Spartan Movie Review
David Mamet's "Spartan" is Tom Clancy without the pop-literature pretense. It's "24" for those who like more of a cerebral challenge -- a tense, tightly paced political action-thriller with provocatively elusive twists that don't feel contrived for shock value.
It's a movie in which intellect trumps exposition to the point that most of the characters aren't clearly identified, making all of them seem more shadowy and dangerous. The story counts on your ability to think for yourself and draw your own conclusions about evidence trails, incidents, alibis, motives and intentions -- then pulls those conclusions out from under you more than once with substantial surprises that make you think even harder. And it has a palpable atmosphere of pressure-cooker urgency, kept doggedly in check by government agents for whom eye-on-the-prize callousness is compulsory.
Val Kilmer stars as a terse military espionage operative called in by the Secret Service to work with a clandestine team searching for a missing -- likely abducted -- First Daughter before the headline-hungry press gets wind of the notoriously rebellious girl's disappearance.
When Kilmer arrives at the realistically makeshift, no-frills command center set up in the bowels of the football stadium on her college campus, half a dozen juicy, possibly conspiratorial leads are already being followed, based on information about a fight with her boyfriend, a missing professor she slept with, a nightclub that may be connected to a sex slave ring, calls made from a federal prison to a phone booth near her dorm, and a Secret Service minder who abandoned his post -- and kills himself before anyone can get a straight answer out of him.

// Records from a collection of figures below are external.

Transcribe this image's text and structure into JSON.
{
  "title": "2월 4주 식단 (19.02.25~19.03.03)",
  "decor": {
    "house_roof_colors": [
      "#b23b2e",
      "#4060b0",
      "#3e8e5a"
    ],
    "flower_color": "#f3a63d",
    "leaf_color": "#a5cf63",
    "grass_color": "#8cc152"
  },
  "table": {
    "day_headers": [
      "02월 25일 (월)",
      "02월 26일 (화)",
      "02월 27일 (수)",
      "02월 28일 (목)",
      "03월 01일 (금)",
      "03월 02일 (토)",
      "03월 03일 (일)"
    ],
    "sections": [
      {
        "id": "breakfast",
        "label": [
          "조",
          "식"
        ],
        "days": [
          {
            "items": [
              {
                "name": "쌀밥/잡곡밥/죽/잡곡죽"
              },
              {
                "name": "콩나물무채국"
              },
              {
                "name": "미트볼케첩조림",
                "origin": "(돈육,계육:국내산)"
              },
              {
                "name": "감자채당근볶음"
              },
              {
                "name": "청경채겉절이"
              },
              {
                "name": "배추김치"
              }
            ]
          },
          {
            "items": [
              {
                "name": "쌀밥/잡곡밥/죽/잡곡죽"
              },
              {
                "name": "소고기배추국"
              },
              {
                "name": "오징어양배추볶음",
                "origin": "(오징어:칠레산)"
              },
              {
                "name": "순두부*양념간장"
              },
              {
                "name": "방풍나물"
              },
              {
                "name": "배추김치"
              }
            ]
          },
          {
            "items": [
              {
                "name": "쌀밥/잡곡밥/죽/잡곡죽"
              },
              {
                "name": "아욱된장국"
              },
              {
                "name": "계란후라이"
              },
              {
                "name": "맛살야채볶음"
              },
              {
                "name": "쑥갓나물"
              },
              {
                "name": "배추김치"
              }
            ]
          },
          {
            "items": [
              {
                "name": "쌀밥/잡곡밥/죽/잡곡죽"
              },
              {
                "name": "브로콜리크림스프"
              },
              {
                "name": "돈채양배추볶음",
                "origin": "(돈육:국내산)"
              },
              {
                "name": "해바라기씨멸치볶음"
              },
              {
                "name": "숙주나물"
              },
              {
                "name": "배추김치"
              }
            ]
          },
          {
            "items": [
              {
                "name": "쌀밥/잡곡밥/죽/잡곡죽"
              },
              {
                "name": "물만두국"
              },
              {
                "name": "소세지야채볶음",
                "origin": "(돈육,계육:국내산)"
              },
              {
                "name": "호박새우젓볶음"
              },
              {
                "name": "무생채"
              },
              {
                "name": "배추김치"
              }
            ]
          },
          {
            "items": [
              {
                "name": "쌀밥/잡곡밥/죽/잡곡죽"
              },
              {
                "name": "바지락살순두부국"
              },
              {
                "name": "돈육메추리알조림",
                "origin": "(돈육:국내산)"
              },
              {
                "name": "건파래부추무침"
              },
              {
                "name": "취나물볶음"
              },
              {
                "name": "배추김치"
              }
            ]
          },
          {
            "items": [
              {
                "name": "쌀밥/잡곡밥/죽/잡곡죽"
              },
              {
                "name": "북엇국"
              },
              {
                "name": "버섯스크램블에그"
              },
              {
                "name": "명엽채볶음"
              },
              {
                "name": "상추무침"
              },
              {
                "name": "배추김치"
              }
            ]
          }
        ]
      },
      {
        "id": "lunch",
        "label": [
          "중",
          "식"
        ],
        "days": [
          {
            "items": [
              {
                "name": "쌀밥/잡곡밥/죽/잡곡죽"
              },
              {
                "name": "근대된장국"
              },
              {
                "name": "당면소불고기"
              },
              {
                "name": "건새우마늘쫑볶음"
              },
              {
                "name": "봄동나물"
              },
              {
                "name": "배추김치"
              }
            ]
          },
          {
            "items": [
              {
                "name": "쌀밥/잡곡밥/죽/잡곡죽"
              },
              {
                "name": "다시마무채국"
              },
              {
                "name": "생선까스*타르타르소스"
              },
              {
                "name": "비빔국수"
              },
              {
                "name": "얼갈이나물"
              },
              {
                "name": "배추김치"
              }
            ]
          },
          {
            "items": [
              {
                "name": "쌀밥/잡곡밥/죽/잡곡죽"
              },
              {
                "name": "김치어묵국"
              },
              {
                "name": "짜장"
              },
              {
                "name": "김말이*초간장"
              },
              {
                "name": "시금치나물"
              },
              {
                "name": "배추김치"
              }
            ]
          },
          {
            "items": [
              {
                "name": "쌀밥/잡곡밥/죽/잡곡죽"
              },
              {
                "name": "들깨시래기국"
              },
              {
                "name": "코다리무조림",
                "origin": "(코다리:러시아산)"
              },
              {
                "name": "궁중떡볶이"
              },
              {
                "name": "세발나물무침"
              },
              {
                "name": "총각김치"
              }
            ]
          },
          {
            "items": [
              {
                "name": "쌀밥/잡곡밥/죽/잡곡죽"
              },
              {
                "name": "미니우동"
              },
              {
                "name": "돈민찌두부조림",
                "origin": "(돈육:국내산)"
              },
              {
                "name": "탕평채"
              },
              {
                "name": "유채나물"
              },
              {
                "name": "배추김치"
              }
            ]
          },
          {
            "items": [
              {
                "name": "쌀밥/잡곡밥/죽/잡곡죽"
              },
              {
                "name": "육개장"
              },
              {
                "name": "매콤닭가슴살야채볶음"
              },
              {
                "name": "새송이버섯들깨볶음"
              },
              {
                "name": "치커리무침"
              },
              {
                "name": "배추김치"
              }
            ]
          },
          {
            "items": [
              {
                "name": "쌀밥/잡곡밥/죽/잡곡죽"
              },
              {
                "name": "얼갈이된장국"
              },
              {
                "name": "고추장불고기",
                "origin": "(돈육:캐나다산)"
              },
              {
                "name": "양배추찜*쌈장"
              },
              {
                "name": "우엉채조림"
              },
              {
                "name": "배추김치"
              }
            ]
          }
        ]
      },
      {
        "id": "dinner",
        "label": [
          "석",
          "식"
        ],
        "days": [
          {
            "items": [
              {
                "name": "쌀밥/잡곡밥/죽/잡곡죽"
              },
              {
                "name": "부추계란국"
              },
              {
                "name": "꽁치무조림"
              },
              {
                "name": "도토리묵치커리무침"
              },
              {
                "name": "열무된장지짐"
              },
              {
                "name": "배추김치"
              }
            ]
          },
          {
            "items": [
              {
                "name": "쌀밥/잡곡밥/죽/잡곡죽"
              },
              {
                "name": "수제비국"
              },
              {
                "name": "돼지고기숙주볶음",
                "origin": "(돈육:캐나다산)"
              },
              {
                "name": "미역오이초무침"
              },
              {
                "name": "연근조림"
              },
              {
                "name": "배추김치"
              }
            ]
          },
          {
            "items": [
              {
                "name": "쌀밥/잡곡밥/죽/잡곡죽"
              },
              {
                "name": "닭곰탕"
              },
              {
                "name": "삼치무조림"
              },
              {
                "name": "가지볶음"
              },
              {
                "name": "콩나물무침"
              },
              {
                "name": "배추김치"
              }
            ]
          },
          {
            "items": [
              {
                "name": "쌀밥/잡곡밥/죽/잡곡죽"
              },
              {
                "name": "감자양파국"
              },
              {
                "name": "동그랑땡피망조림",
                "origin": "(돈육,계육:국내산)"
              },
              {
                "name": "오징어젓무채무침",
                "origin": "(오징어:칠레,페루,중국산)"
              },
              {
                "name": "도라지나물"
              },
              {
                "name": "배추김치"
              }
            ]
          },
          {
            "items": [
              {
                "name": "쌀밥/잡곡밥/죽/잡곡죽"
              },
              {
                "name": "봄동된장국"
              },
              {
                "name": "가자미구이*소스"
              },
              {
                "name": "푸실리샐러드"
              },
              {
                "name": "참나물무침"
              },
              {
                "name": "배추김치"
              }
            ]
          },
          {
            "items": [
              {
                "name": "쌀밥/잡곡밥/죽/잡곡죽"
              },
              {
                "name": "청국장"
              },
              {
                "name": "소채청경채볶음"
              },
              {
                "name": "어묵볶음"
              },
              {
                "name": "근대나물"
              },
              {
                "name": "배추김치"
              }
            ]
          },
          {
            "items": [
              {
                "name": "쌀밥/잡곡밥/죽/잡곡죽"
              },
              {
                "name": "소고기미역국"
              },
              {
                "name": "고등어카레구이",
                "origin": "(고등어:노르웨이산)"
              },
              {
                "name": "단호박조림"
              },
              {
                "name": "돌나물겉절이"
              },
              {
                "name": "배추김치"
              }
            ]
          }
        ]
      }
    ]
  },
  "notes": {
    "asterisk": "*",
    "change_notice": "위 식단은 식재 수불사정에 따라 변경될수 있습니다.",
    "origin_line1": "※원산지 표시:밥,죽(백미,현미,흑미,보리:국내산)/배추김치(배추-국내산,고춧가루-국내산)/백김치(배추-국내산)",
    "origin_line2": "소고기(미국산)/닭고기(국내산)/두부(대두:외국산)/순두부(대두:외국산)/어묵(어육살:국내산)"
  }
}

All that, and Mamet is just getting warmed up. Cover-ups, decoys and political motivations confound the investigation, and seemingly major characters get killed without warning -- and with the clock ticking, Kilmer begins taking risks and making educated guesses hoping to get a step ahead of whoever is responsible for the girl's vanishing act.
"Spartan" has a disquieting sense of black-ops authenticity. Kilmer will do anything -- legal, illegal, moral, immoral -- to save the girl. There are no Boy Scout heroes here and writer-director Mamet makes no apologies for it. The mission gets messy, some game plans go hideously wrong, trickles of new information send the Secret Service in unexpected directions, and one bombshell halts the investigation in its tracks.
But then Kilmer's protégé -- a indomitable Army Ranger played with youthful pluck by Derek Luke ("Antwone Fisher") -- uncovers a double-cross that leads the two men to disobey orders and launch a rogue international rescue operation fueled by personal integrity that depends on outsiders and backfires in ominous ways.
At it's heart, "Spartan" is a popcorn-conventional conspiracy seat-gripper, but Mamet's intellectual fingerprints (if not his trademark clipped dialogue patterns) are all over the film as he drops you deep into the fray, providing character detail only on a need-to-know basis. Kilmer's character is clearly a venerated agent, but you never really know how high he ranks in whatever branch of the service he works for. William H. Macy and Ed O'Neill give unnerving supporting performances as powerful higher-ups -- from the CIA and White House, it's implied.
The film is so intriguingly nebulous, in fact, that no one ever even utters the words "first daughter" or "president." In the espionage underworld much is inferred but never spoken, and being kept in the dark in many ways heightens the pins-and-needles tension to subtle yet significant degrees.
But it seems Mamet painted himself into a corner with all his bombshell developments because he has to slip through a handful of large plot loopholes in order to bring the sharp but spiraling story together in the last 10 minutes -- not the least of which is the incredibly lucky coincidence of a TV news crew being present for the climax in a private airport hanger.
A few other such problems arise in the film's finale, and one pivotal character is revealed to be a cynical bit of stereotyping -- such a disappointment in a Mamet film. But at worst these developments bring "Spartan" down only to the simpler level of what we're used to seeing when Hollywood tackles political intrigue.
This ending still isn't Tom Clancy (not Boy Scout enough) or "24" (it lacks the often preposterous cheese factor of that real-time counter-terrorism thriller on Fox), but it's a bit of a pedestrian comedown for a movie that otherwise turns its conventions on their ears.